期刊名称:Proceedings of the National Academy of Sciences
印刷版ISSN:0027-8424
电子版ISSN:1091-6490
出版年度:2021
卷号:118
期号:36
DOI:10.1073/pnas.2101062118
语种:English
出版社:The National Academy of Sciences of the United States of America
摘要:Significance
Scientists and managers alike have been preoccupied with the question of whether and, if so, under what conditions groups of interacting problem solvers outperform autonomous individuals. Here we describe an experiment in which individuals and groups were evaluated on a series of tasks of varying complexity. We find that groups are as fast as the fastest individual and more efficient than the most efficient individual when the task is complex but not when the task is simple. We then precisely quantify synergistic gains and process losses associated with interacting groups, finding that the balance between the two depends on complexity. Our study has the potential to reconcile conflicting findings about group synergy in previous work.
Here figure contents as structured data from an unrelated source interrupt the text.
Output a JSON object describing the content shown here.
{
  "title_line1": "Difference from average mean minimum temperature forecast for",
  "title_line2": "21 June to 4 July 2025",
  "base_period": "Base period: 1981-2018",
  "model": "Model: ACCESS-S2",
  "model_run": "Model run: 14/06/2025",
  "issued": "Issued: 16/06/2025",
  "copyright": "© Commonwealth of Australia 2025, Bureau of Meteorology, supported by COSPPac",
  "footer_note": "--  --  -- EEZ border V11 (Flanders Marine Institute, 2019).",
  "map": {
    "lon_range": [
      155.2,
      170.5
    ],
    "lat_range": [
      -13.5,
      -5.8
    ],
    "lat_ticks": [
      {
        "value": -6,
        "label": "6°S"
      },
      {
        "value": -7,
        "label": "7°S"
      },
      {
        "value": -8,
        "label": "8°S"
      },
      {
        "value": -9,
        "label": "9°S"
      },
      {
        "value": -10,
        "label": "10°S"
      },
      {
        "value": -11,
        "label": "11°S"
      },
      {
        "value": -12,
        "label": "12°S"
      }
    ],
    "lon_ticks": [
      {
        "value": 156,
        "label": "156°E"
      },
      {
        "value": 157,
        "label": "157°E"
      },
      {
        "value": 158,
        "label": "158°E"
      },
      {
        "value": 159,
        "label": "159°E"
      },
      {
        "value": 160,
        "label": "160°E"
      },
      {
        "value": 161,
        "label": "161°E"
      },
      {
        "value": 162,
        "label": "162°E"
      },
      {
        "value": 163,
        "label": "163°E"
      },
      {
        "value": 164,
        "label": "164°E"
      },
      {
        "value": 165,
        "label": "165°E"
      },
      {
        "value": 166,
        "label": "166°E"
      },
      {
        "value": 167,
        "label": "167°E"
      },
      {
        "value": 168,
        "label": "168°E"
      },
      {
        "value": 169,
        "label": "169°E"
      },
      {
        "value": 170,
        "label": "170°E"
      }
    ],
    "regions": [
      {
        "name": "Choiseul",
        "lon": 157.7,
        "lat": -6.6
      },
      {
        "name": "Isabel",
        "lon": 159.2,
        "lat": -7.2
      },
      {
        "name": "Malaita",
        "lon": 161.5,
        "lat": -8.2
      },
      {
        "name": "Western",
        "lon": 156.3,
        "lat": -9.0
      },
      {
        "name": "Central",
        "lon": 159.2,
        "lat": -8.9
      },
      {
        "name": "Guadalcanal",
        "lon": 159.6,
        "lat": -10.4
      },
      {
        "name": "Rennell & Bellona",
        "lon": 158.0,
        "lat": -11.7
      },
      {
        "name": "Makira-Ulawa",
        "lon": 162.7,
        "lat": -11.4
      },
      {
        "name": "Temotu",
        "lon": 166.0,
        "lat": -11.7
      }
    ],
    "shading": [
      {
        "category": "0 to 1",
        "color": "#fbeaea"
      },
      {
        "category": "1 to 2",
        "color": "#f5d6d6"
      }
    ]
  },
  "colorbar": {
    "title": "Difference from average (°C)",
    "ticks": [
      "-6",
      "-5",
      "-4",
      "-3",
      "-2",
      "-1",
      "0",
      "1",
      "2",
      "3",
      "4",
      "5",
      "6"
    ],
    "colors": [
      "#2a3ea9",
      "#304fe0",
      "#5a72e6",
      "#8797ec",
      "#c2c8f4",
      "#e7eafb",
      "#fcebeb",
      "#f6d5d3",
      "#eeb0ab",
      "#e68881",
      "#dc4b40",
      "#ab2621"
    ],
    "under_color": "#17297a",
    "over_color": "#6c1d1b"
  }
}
Complexity—defined in terms of the number of components and the nature of the interdependencies between them—is clearly a relevant feature of all tasks that groups perform. Yet the role that task complexity plays in determining group performance remains poorly understood, in part because no clear language exists to express complexity in a way that allows for straightforward comparisons across tasks. Here we avoid this analytical difficulty by identifying a class of tasks for which complexity can be varied systematically while keeping all other elements of the task unchanged. We then test the effects of task complexity in a preregistered two-phase experiment in which 1,200 individuals were evaluated on a series of tasks of varying complexity (phase 1) and then randomly assigned to solve similar tasks either in interacting groups or as independent individuals (phase 2). We find that interacting groups are as fast as the fastest individual and more efficient than the most efficient individual for complex tasks but not for simpler ones. Leveraging our highly granular digital data, we define and precisely measure group process losses and synergistic gains and show that the balance between the two switches signs at intermediate values of task complexity. Finally, we find that interacting groups generate more solutions more rapidly and explore the solution space more broadly than independent problem solvers, finding higher-quality solutions than all but the highest-scoring individuals.